We have just started using graylog-plugin-metrics to relay metrics to our graphite instance, and we're finding extremely curious results, like this (the times on this are at GMT-0600, so 10:00 on the graph is 16:00 GMT):
The graph is built from graylog absorption of nginx access.log entries, which have request_time and upstream_response_time fields. Since the upstream response time must be completely contained within the request time, request_time should be strictly greater than upstream_response_time (it is not possible for a request to have a greater request_time than an upstream_response_time).
Note that it is explicitly possible for a request to not have an upstream_response_time (if it is nginx serving a static file), but we've explicitly adjusted for that -- the graylog stream that we are dealing with restricts events to only those that include an upstream_response_time.
I've validated that within graylog itself, the reality holds and that upstream_response_time is always less than request_time:
From 16:07 to 16:08, mean request_time is 193.43 and mean upstream_response_time is 175.78.
From 16:08 to 16:09, mean request_time is 190.33 and mean upstream_response_time is 163.96.
From 16:09 to 16:10, mean request_time is 219.43 and mean upstream_response_time is 183.53.
From 16:10 to 16:11, mean request_time is 215.08 and mean upstream_response_time is 186.41.
... thus, the data in graylog looks good.

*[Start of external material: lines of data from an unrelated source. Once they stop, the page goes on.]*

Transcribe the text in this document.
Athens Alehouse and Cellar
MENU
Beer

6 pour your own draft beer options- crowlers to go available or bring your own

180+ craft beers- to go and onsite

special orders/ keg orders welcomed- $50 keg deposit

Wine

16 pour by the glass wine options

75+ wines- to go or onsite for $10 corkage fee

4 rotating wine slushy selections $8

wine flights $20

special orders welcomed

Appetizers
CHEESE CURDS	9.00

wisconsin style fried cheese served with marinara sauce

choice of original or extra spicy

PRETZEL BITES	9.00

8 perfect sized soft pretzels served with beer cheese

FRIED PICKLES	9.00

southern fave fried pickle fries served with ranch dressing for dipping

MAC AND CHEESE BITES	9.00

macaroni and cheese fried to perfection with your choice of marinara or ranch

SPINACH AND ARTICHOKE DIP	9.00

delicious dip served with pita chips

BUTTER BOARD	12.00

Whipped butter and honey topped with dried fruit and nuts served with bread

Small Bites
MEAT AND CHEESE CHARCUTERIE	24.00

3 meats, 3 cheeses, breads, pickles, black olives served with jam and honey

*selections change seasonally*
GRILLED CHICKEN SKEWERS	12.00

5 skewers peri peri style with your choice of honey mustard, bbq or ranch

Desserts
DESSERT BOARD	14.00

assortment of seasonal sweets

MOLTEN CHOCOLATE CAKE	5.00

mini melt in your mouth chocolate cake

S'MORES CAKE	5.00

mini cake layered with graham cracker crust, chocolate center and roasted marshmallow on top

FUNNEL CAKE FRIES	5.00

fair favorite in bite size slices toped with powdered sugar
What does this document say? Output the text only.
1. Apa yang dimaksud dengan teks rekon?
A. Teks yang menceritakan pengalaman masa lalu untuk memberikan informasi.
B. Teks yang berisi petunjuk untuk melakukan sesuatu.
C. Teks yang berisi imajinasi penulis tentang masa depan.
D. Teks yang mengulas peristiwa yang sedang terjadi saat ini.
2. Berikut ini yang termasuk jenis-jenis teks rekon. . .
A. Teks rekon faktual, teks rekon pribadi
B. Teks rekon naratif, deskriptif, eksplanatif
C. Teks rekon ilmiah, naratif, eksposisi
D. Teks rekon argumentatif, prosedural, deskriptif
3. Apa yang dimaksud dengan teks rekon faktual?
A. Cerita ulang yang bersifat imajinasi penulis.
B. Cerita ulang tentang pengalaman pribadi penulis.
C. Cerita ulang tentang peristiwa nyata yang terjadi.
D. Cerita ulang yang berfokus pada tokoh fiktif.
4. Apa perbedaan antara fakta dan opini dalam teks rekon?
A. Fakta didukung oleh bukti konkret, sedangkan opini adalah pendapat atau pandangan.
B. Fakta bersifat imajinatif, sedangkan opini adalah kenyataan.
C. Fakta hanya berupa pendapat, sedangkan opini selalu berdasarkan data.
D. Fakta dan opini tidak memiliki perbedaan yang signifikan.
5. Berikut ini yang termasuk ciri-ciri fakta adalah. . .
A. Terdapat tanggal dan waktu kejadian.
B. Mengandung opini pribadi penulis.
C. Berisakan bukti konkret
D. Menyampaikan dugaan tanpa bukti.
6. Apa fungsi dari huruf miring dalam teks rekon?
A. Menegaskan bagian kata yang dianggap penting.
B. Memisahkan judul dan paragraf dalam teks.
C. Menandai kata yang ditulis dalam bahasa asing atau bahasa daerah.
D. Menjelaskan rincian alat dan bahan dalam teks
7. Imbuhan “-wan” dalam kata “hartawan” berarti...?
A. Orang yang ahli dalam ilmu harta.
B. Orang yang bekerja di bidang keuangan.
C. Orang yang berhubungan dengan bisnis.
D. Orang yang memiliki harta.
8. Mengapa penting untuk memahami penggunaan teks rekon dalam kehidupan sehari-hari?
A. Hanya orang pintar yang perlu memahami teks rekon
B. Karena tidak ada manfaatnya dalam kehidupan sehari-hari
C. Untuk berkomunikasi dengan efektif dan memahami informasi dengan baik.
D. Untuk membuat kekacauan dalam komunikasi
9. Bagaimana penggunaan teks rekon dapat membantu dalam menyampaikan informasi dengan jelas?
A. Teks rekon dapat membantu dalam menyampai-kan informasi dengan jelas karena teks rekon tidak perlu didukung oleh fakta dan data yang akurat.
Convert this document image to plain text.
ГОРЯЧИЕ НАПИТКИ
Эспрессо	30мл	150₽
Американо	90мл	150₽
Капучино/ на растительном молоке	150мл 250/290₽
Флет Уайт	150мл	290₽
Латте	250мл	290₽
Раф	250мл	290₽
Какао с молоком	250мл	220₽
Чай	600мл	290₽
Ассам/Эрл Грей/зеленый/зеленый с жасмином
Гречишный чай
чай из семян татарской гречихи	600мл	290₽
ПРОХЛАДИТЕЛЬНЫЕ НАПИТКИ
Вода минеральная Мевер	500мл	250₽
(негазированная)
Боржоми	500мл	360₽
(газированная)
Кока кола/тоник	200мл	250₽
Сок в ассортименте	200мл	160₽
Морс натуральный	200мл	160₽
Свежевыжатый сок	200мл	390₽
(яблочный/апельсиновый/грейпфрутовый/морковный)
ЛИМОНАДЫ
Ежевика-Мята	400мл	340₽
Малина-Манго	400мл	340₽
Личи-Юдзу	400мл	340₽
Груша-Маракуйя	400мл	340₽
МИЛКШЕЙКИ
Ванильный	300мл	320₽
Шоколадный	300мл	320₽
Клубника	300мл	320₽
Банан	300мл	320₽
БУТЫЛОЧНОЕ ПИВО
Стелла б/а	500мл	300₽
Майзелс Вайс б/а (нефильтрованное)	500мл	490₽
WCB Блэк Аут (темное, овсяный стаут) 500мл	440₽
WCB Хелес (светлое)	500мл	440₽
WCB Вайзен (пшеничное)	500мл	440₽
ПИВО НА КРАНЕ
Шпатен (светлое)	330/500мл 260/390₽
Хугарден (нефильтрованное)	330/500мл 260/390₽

The request_time and upstream_response_time fields are sent (as histograms, via graylog-plugin-metrics) to graphite, and result in the following graphite data, however:
$ whisper-fetch.py --from=1458230820 --until=1458231060 request_time/mean.wsp
1458230880 192.900000
1458230940 152.620000
1458231000 221.990000
1458231060 206.160000
$ whisper-fetch.py --from=1458230820 --until=1458231060 upstream_response_time/mean.wsp
1458230880 171.720000
1458230940 223.010000
1458231000 202.560000
1458231060 191.670000
As you can see, the data for 1458230940 (16:09 GMT) shows a significantly higher mean upstream_response_time than request_time. This should not be possible.
As the data in graylog appears correct, I can only assume that the metrics plugin is applying a transform to the data as it builds the necessary histogram, and that this is leading to incorrect output being sent to graphite.
Please let me know if there is further debugging that I can do on this front to help aid in diagnosing this issue.